Two lawyers with wife and girlfriend respectively return to their parents, where the old Judge is due to resume his reign of terror, straight out of hospital. The eldest son Adam had played cricket for England, Matthew had acting talent. Both are solicitors but Adam only publishes articles; Matthew’s snaffled a partnership. Yet they never wanted the law. Paul Shelley’s Judge Francis snuffed them out, for the best of reasons, pretending to help. Shelley has few lines but glowers and erupts where no-one expects him to.

 

He’s not yet returned for most of the first act. Jane Booker’s Edith presides, a glacially welcoming, immediately wrong-footing mother, desperate to maintain control because ‘if you haven’t got anything nice to say’ she really knows, you might tell the truth. Booker’s excellent at nuancing Edith’s menace and displacement.

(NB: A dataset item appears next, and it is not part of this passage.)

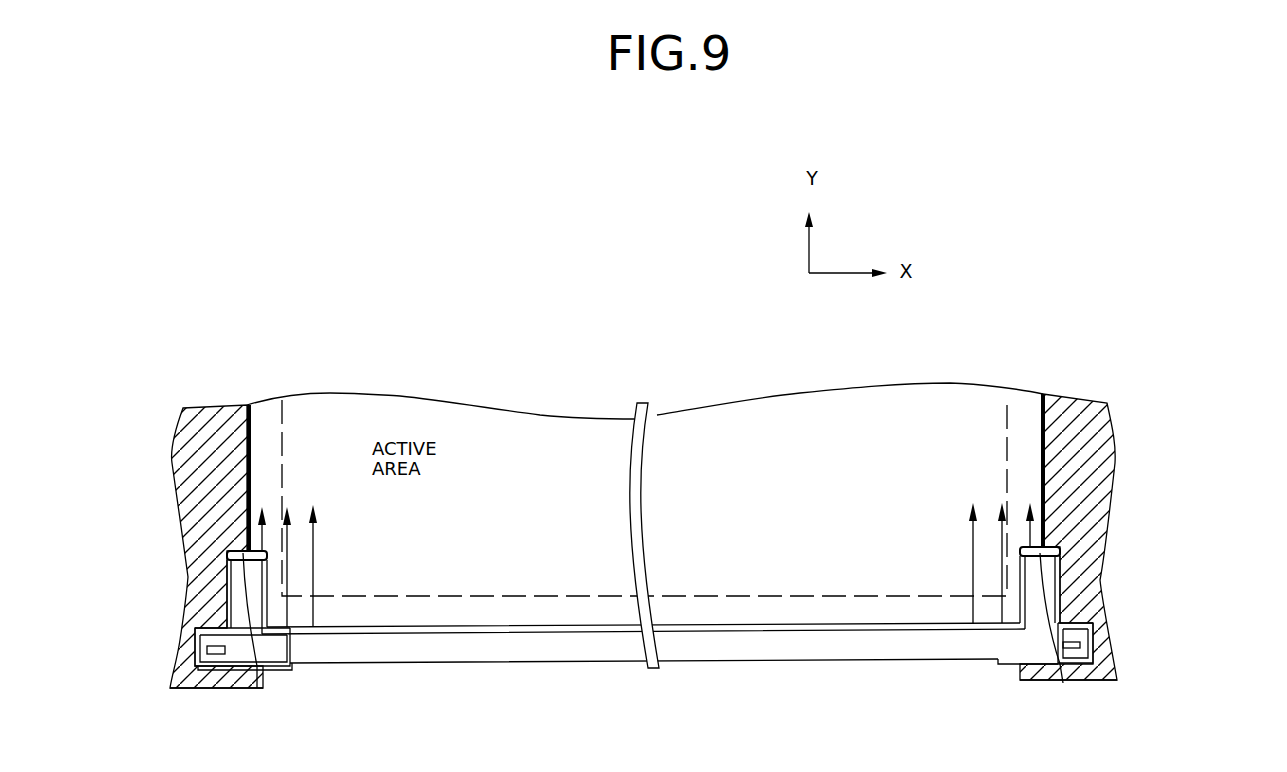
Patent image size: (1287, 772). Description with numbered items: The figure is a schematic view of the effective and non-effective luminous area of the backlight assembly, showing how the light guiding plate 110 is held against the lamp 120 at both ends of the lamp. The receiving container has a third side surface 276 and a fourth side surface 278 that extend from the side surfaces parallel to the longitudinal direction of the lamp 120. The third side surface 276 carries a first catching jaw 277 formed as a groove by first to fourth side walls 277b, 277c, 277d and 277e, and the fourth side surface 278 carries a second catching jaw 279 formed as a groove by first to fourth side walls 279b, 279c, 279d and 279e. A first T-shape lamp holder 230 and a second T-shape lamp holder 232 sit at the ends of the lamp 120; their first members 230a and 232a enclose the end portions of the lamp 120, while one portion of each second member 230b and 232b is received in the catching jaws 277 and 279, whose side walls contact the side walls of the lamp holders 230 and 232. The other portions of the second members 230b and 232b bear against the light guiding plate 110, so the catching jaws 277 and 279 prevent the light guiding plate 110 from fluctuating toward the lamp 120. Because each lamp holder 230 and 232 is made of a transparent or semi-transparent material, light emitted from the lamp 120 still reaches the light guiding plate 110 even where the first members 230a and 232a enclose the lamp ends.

She shoos hapless actor Carrie into carrot-slicing. This is Carlyss Peer’s portrayal of a people-pleasing but scratch-me—and-I’ll-perform wind-up doll. Peer has the most extrovert yet mechanical role, only finally breaking into dignity by the end.

 

She’s with younger brother Matthew, Jolyon Coy’s evasively charming chimera, apparently solid but like his mother keen to manage others’ sincerity. Like Carrie too he’s a people-pleaser, but very different: he lies telling Carrie he loves her when he desires his brother’s wife, and everything imaginable sitting down. It’s his trademark just as Carrie’s is dancing about (this is where Holcroft loses it a little).

 

Adam’s by contrast an embittered ex-contender complaining how his father gave him the wrong advice about pace. That this should foreshortened his career is ludicrous; yet Shelley’s broken gramophone of a man convinces us that ‘the general’ as Adam terms him might have programmed Adam and Matthew. Ed Hughes has the finest part: his final speech laying all about him seems where the real drama begins. His is a rounded flawed and yet on occasion radiantly self-knowing man who sees his faults as he does everyone else’s. Hughes make the most of dangerous, frightened Adam who sees everything including his wife and daughter threaten to slip away.

 

Laura Rogers’ Nicole is equally self-knowing. The mostly off-stage daughter Emma suffers allergies directly related to her parents’ disharmony, we’re told. Nicole can see this just as clearly as she wants to pop pills in Emma’s mouth or take her some rarified gluten-free diet as she herself drinks every available glass of red. Rogers’ clarity makes Nicole believable despite foibles such as this, or with every argument calibrated around winning cases, like her own lawyer family. Nicole’s able to turn on the ferociously articulate Adam and silence him. Their sparring is the dramatic highpoint; especially when the pop-up CBT announcements begin to fade into audience cues (we’ve been programmed, and where to laugh). It’s where the play’s small ticking heart begins to pump and not whirr.

 

By the close of the work we realize as lights switch off who’s broken through, who’s merely a broken record. Some will be irritated with the mechanics of this, but the cast are uniformly excellent and Hughes and Rogers seize on their richer parts. Gracey Noakes’ question as Emma at the climax is a clever release of a trope that one person described as drama exercises. Perhaps: but no-one’s managed them like this before. It’s a variation worth nailing, not least because it interrogates a therapy many believe works. So whether it does or not, questioning why we slip into the behaviours we do is surely worth asking, more than once. And more than worth seeing.